Plus précisément, que s’est-il passé ? 🧐
La fuite a été repérée pour la première fois le 14 février par Damien Bancal, auteur du blog Zataz. Le fichier, proposé gratuitement au départ dans des boucles Telegram puis sur des sites web, proviendrait de laboratoires de biologie médicale utilisant tous le même logiciel de saisie de renseignements, commercialisé par la société Dedalus France.

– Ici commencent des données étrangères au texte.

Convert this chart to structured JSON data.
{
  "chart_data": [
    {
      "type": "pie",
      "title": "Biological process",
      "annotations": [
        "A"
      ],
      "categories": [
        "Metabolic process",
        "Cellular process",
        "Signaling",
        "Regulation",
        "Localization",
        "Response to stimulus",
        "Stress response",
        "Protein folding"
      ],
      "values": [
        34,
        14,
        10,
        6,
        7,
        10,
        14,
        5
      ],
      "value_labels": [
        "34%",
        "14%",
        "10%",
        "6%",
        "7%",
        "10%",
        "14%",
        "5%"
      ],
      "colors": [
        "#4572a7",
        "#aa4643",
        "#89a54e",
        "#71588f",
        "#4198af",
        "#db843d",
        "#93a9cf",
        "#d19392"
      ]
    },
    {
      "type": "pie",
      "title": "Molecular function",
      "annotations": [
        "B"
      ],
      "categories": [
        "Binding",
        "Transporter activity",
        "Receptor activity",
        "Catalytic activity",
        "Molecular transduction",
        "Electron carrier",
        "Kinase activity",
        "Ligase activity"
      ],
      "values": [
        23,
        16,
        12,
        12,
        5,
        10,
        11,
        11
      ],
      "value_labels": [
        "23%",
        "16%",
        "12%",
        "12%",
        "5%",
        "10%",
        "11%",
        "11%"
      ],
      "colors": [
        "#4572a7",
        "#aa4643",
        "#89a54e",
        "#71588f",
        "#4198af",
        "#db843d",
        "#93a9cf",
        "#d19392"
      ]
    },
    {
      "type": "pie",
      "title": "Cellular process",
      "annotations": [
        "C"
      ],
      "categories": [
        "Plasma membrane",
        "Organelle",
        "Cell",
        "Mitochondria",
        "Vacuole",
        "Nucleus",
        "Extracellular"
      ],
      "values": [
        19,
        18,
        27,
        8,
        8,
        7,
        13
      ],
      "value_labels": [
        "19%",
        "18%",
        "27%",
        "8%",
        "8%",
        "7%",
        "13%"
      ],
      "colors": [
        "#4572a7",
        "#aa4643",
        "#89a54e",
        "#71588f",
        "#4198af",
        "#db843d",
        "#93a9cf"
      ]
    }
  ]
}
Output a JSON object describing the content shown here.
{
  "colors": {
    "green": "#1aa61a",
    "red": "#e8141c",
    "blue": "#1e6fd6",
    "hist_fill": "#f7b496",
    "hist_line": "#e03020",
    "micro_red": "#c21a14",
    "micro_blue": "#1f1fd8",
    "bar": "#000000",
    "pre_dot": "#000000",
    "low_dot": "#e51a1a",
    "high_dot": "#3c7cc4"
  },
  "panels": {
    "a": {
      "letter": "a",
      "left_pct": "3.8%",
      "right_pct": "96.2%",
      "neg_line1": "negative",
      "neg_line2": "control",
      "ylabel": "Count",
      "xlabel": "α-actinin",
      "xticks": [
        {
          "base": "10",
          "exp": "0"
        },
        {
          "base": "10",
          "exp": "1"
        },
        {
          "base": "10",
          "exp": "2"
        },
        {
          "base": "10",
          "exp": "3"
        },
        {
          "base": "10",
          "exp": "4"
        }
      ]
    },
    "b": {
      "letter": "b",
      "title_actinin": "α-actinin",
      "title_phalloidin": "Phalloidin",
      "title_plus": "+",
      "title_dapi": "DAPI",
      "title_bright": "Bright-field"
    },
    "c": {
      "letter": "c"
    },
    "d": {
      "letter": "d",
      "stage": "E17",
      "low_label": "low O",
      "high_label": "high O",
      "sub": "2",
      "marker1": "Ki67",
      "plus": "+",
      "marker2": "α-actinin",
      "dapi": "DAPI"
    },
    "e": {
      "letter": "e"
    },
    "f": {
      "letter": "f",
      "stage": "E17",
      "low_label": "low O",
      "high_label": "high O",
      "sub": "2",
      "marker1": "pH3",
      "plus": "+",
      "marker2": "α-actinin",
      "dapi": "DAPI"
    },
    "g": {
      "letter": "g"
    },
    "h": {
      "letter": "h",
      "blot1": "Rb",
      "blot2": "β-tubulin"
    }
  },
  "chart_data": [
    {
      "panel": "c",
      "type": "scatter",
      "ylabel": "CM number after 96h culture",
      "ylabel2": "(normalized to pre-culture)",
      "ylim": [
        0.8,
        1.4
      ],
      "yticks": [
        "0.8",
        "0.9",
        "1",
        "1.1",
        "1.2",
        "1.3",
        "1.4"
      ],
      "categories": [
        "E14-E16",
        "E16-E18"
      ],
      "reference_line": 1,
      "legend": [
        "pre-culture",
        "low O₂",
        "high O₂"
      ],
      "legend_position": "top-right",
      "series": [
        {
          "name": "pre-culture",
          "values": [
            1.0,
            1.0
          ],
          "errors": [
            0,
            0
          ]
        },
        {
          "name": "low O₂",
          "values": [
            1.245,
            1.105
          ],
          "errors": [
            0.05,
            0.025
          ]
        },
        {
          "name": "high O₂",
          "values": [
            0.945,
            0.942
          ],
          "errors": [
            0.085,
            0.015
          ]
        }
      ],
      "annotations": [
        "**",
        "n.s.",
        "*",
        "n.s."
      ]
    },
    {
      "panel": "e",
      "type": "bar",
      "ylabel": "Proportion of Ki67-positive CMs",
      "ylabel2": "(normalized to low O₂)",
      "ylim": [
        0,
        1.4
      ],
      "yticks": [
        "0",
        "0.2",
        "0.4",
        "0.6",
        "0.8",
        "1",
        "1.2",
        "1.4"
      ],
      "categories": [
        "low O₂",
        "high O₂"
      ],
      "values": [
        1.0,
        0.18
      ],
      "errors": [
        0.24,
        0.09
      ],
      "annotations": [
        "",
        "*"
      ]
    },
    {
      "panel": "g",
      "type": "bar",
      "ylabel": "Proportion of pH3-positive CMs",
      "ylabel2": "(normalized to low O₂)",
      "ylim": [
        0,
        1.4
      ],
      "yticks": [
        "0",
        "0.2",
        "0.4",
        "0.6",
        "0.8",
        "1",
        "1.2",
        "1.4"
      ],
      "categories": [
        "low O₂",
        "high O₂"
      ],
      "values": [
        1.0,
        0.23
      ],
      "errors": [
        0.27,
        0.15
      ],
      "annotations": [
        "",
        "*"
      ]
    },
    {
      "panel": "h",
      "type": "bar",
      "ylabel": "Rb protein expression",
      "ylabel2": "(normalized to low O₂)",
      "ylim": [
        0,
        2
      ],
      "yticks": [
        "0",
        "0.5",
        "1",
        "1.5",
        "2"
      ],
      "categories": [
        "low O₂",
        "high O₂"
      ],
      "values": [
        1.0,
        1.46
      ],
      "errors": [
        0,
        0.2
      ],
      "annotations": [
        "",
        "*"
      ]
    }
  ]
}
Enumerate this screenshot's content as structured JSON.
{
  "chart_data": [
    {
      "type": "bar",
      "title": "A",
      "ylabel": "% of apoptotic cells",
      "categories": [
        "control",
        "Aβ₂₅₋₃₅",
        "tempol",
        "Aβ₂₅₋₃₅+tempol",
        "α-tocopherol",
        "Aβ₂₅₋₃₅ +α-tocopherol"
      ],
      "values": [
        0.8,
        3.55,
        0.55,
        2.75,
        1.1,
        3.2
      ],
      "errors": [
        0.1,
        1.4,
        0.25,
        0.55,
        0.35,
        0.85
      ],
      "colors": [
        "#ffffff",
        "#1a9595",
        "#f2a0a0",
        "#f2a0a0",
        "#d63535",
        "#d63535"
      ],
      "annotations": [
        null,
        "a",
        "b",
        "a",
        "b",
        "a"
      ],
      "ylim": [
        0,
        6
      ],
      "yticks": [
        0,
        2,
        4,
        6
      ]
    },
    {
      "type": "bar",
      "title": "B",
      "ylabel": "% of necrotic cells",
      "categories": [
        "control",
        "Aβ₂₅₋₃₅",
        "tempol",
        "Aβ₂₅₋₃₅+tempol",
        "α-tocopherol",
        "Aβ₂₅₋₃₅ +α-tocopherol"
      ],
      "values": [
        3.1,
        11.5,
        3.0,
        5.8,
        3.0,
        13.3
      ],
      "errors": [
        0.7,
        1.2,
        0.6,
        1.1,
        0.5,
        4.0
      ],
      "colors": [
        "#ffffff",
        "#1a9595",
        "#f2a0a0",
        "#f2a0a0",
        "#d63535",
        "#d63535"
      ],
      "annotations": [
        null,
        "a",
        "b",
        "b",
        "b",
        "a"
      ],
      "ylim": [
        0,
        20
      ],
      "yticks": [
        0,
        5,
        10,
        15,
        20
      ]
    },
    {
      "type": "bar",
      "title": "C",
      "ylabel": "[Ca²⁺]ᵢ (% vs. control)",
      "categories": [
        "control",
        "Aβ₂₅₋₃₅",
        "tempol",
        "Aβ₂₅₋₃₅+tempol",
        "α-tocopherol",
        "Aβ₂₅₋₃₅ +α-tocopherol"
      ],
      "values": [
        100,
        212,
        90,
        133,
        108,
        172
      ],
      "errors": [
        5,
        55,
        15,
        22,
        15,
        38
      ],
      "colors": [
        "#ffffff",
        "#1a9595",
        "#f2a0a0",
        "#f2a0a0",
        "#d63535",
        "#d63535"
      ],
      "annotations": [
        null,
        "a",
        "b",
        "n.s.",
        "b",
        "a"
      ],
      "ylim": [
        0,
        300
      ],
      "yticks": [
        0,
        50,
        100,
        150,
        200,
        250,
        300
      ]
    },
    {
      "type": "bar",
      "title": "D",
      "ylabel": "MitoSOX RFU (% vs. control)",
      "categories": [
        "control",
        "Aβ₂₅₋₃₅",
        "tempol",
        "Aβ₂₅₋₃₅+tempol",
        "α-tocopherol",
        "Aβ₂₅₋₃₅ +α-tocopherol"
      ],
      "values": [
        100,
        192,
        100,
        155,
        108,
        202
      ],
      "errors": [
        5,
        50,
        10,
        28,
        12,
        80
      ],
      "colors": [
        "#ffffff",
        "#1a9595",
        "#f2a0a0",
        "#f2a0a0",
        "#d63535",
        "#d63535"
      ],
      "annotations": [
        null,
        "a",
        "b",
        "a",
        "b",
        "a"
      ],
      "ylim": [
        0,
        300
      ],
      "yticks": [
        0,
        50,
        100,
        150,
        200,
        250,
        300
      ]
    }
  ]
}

D’après Dedalus France, l’incident pourrait être causé par des extractions de fichier réalisées au moment de migrer depuis une ancienne version du logiciel, plus vendue ni maintenue, vers une nouvelle solution. Son directeur général a déclaré à Libération : “Les clients que vous nous avez cités sont des clients qui ont migré d’une version Mega-Bus vers un autre système. (…) Ce n’est pas une faille du logiciel : c’est un moment particulier où les données ne sont plus dans le logiciel mais dans un fichier”.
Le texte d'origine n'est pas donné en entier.